Now, you're thinking "WTF, why can't Rapids play like this all the time?" The fact is, most of the time the Rapids offense is missing a crucial piece. Remember that picture of Larentowicz's cutting pass? That doesn't happen in our league games, because Larentowicz is preoccupied with a high pressing team, and trying to cover for a shaky back four who are trying to re-learn how to defend. I hate to put it all on the defense like that, but think about it.
If the Rapids had a confident defense that didn't make mistakes under pressure, then we could have our pivot play higher up on the pitch. This shows what the Rapids have to work with (even in their second string) and there's no doubting that this team has talent to get the job done, and that the coach is playing the guys in a style of football that is entertaining to watch.
But the problem is coming when the rubber hits the road, and I think most of that problem is in the defense, which is affecting the rest of the parts of the team. As evidenced from here, if the Rapids never had to defend, we'd be undefeated, obviously.

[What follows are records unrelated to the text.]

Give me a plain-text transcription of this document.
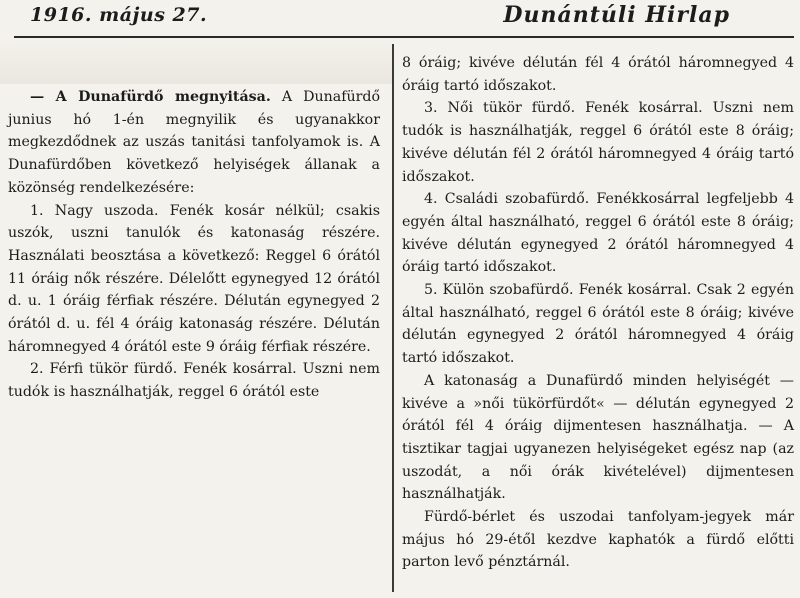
1916. május 27.	Dunántúli Hirlap

— A Dunafürdő megnyitása. A Dunafürdő junius hó 1-én megnyilik és ugyanakkor megkezdődnek az uszás tanitási tanfolyamok is. A Dunafürdőben következő helyiségek állanak a közönség rendelkezésére:

1. Nagy uszoda. Fenék kosár nélkül; csakis uszók, uszni tanulók és katonaság részére. Használati beosztása a következő: Reggel 6 órától 11 óráig nők részére. Délelőtt egynegyed 12 órától d. u. 1 óráig férfiak részére. Délután egynegyed 2 órától d. u. fél 4 óráig katonaság részére. Délután háromnegyed 4 órától este 9 óráig férfiak részére.

2. Férfi tükör fürdő. Fenék kosárral. Uszni nem tudók is használhatják, reggel 6 órától este

8 óráig; kivéve délután fél 4 órától háromnegyed 4 óráig tartó időszakot.

3. Női tükör fürdő. Fenék kosárral. Uszni nem tudók is használhatják, reggel 6 órától este 8 óráig; kivéve délután fél 2 órától háromnegyed 4 óráig tartó időszakot.

4. Családi szobafürdő. Fenékkosárral legfeljebb 4 egyén által használható, reggel 6 órától este 8 óráig; kivéve délután egynegyed 2 órától háromnegyed 4 óráig tartó időszakot.

5. Külön szobafürdő. Fenék kosárral. Csak 2 egyén által használható, reggel 6 órától este 8 óráig; kivéve délután egynegyed 2 órától háromnegyed 4 óráig tartó időszakot.

A katonaság a Dunafürdő minden helyiségét — kivéve a »női tükörfürdőt« — délután egynegyed 2 órától fél 4 óráig dijmentesen használhatja. — A tisztikar tagjai ugyanezen helyiségeket egész nap (az uszodát, a női órák kivételével) dijmentesen használhatják.

Fürdő-bérlet és uszodai tanfolyam-jegyek már május hó 29-étől kezdve kaphatók a fürdő előtti parton levő pénztárnál.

What I took from goals like this, and the orchestration of it, was great work from guys like Larentowicz, Smith, and Castrillon. Combining on the ball acumen, clever passing, and deceptive off the ball movement (and not more than a little bit a of a fantastic finishing touch from Akpan) the Rapids offense can make magic happen.
But all those pieces need to be there, and in league play, we've rarely seen it all come together like that. Though moments like will certainly give Rapids fans some much needed hope for the rest of this season.